Friday, March 14, 2008

Defending Wright

The spectacle of right wing preachers predicting the destruction of all Jews who don't convert to Christianity (after, of course, Israel is safely secured from the dastardly Palestinians for the end times)... and an epic war to the death with Islam... and rambling on about Hurricane Katrina and the 9/11 attacks being the result of homosexuality... and calling the Catholic Church some rather nasty names... and getting just a passing tsk tsk from the media... or, less dramatically, offering themselves as cheerleaders for a war of aggression against the Iraqi people and against international law... or slapping down any of their newer, younger converts who happen to care about frivolous things like climate change or poverty... is pretty lame. 

Still, hey, it's their opinion.  And we've had their opinion explained to us ad nauseum on TV and radio and in paperback books in grocery stores and by a few people we know.  It's an idiotic opinion on the face of it and it's a dangerous one, enabling power and violence on an awesome scale despite--or because of--its patent silliness. Still, fair enough. 

But how is it is beyond the pale to in turn explain to America a Pastor who has been active combating HIV/AIDS, active in the anti-apartheid struggle, active in, yes,  supporting the Palestinian people and active in building a close-knit church?  And who---horrors!---feels some real bitterness toward this country?  
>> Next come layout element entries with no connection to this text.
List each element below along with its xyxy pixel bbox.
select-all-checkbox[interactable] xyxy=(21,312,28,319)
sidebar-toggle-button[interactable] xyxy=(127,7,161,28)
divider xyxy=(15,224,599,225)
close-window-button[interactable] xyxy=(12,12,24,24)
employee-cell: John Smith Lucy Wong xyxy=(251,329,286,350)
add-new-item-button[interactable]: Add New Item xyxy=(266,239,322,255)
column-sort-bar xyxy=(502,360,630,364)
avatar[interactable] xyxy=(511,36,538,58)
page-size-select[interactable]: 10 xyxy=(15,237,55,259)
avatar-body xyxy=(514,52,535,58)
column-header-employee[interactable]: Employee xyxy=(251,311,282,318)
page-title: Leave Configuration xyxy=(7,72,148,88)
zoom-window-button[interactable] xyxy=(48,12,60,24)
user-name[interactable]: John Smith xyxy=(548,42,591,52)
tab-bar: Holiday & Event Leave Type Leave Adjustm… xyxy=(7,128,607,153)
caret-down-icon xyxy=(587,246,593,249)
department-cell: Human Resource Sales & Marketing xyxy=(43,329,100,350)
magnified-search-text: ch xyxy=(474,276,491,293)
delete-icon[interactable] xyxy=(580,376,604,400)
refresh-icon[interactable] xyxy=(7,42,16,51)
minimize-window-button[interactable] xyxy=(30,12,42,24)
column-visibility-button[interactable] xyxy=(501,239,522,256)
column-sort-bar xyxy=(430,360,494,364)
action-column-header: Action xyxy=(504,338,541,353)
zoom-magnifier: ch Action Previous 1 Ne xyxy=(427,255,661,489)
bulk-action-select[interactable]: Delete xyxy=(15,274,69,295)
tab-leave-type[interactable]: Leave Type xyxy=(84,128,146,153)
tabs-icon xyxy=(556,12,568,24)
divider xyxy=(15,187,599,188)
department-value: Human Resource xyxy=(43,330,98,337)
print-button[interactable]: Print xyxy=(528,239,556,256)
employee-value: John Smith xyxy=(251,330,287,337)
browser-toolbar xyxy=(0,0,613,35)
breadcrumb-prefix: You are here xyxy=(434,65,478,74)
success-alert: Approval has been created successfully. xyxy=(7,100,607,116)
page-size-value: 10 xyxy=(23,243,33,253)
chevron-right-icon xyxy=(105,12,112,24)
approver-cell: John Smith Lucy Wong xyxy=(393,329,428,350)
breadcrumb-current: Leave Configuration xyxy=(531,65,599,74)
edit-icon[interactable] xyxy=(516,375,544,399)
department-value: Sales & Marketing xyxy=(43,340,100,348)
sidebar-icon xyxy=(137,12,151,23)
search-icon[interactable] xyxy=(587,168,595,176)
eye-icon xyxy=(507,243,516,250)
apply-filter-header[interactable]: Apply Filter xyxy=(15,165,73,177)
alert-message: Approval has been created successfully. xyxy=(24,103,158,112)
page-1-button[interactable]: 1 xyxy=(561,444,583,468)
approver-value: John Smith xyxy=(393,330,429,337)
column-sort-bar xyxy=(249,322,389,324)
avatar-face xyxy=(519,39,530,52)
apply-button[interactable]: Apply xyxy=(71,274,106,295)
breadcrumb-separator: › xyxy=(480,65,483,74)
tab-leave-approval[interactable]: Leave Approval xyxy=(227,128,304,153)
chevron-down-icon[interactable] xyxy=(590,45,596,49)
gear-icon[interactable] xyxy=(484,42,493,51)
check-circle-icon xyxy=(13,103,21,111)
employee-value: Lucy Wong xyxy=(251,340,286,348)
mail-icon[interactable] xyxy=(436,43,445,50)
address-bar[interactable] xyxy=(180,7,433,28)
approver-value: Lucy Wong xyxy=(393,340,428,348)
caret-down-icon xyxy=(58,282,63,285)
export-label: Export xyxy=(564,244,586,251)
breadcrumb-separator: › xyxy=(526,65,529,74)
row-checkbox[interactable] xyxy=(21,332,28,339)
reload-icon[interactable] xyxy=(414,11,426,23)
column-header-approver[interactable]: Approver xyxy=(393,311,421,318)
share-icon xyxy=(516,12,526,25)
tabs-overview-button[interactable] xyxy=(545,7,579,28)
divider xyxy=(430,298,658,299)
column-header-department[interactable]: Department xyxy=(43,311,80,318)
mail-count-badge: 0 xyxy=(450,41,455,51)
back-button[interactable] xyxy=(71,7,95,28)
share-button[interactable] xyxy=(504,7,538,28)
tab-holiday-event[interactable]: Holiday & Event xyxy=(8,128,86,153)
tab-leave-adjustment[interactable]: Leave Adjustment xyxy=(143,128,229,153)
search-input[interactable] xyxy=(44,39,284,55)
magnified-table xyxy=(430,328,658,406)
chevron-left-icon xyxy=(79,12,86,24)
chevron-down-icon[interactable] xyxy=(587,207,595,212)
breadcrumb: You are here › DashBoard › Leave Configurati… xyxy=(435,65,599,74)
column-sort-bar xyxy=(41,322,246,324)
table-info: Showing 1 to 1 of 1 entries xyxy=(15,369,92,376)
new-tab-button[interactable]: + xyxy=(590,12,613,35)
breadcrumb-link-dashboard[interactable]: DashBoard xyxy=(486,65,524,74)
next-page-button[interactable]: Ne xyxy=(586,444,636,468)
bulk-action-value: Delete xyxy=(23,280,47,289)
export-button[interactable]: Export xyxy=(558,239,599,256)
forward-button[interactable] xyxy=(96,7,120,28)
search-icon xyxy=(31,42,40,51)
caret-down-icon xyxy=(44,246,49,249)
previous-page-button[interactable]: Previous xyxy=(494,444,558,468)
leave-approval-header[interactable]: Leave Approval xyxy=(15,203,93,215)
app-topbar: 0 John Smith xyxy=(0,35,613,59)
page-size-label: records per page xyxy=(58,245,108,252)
Or, a tad more controversially, why can't we explain someone who was involved in the Weather Underground and doesn't feel like it was a total mistake?  Someone who saw a brutal conflict, the Vietnam War, and racial inequality at home as justifying a militant response?  And who has worked tirelessly in local politics ever since to right the same wrongs he saw then as they recur today?

It may not be the best time now, in the midst of a political campaign, but sometime, when the dust settles, we should speak up clearly for radical veterans of the 1960s, who have become the backbones of communities across this country.  We shouldn't conveniently dismiss them as an equal (and equally regrettable) Left aberration, symmetrical with the fascists of the Far Right. We shouldn't just explain them, as Obama eloquently did in the Huffington Post, as relics of the past.  We should actually defend them.